Opinion: Better access to safe, affordable housing neededin NWI
By Mark A. Heckler President, Valparaiso University February 25, 2013 4:14PM
Approximately 800,000 people call Northwest Indiana their home, and I am glad to be among them. We live in an important region comprised of industrious people who contribute to the success and prosperity of our state and nation.
In 2012, One Region published its quadrennial Quality of Life Indicators report, which analyzes 10 key markers of the quality of life in Lake, Porter and LaPorte counties. An update of the 2000, 2004 and 2008 reports, this report presents and analyzes vital information that helps us understand what is happening across Northwest Indiana. From this report, we can focus our energies on important changes that will improve our region’s quality of life.
The chapter on housing begins with this vision statement: “We aspire to be a region where everyone has a home in a safe, inclusive and friendly neighborhood.” This should be more than a vision for our region. It should be reality. Having a home is a critical component of human flourishing. It is a vitally important goal, but one that will require leadership and focus.
When the 2000 Quality of Life Indicators Report was first published, affordable housing was one of our top challenges. At that time, about one-third of Northwest Indiana residents could not afford fair market rents, and the majority of residents did not have access to good-quality affordable housing.
For those who own homes, the housing-bubble burst in 2008 caused many homeowners to see their property values decline drastically. Turmoil in the housing industry combined with staggering unemployment rates, has made it increasingly difficult for both homeowners and renters seeking to maintain or improve their housing conditions. Here is what the statistics tell us:
Housing starts peaked between 2001 and 2005 and then declined sharply. Overall, the annual number of housing starts in the region fell by 63 percent from 2000 to 2010. Moreover, the number of vacant homes in the region has increased from 7.3 percent in 2000 to 9.6 percent in 2010. The Federal Reserve Bank of Chicago reports that in 2010, 5.15 percent of homes in Lake County were in foreclosure. In Porter County the rate was 3.75 percent, and in LaPorte County it ranged from 3.76 to 4.46 percent.

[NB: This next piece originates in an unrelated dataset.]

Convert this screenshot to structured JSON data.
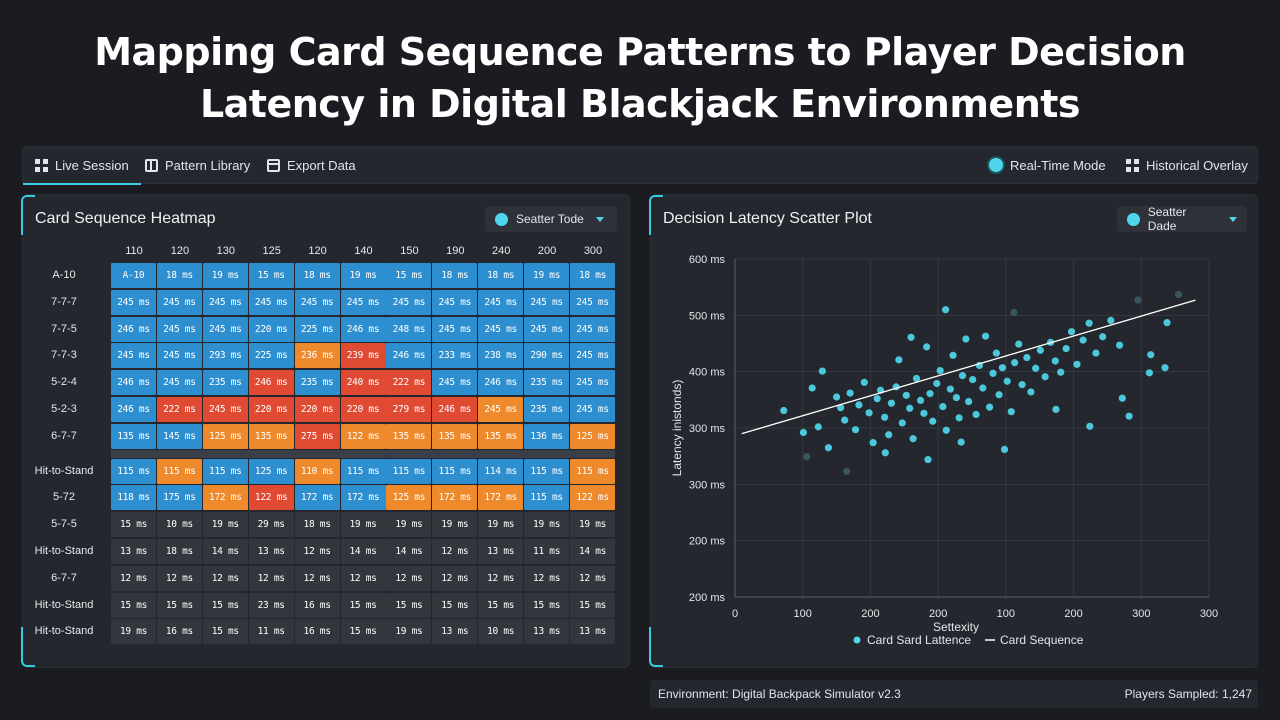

Yet, the average home value in Northwest Indiana is on the rise; the average median home value was $145,167 in 2010, a 40 percent increase from $103,867 in 2000. However, homeowners are spending a greater portion of their income on housing, and more than a quarter of the region’s homeowners are paying more than 30 percent of their household income on housing.
Today, rental homes are more difficult to afford. The average median rent increased by 33 percent from 2000 to 2010, and more than half of renters in Northwest Indiana are paying more than 30 percent of their household income on housing.
These statistics are discouraging. The vision of being a region “where everyone has a home in a safe, inclusive and friendly neighborhood” appears beyond reach for a greater and greater proportion of our citizens.
Overall indicators, however, suggest that the employment and housing situation in Northwest Indiana is stabilizing. The state of Indiana’s private sector added 8,300 jobs in December, bringing the total jobs added in 2012 to nearly 54,000 — the largest growth in a calendar year in more than a decade.
This, combined with increasing home values, portends growth and progress as we look toward a more prosperous future.
A key to that prosperous future, of course, is training and education. Northwest Indiana’s future success depends on access to quality education and affordable housing. Both enhance our lives and strengthen our ties to one another, but only if they are genuinely accessible for all families. Our lenders and elected leaders must work with other community leaders to increase access to clean, safe and affordable housing, and to provide assistance to those who continue to struggle with mortgage payments in this weak economy. And our educational institutions must do everything they can to ensure that quality education is attainable for those who strive for it and yearn for a better future.
The vision of equitable housing for all can become reality, but there is much work to do. Everyone deserves a safe place to call home — let us commit to working together as one region to make it possible.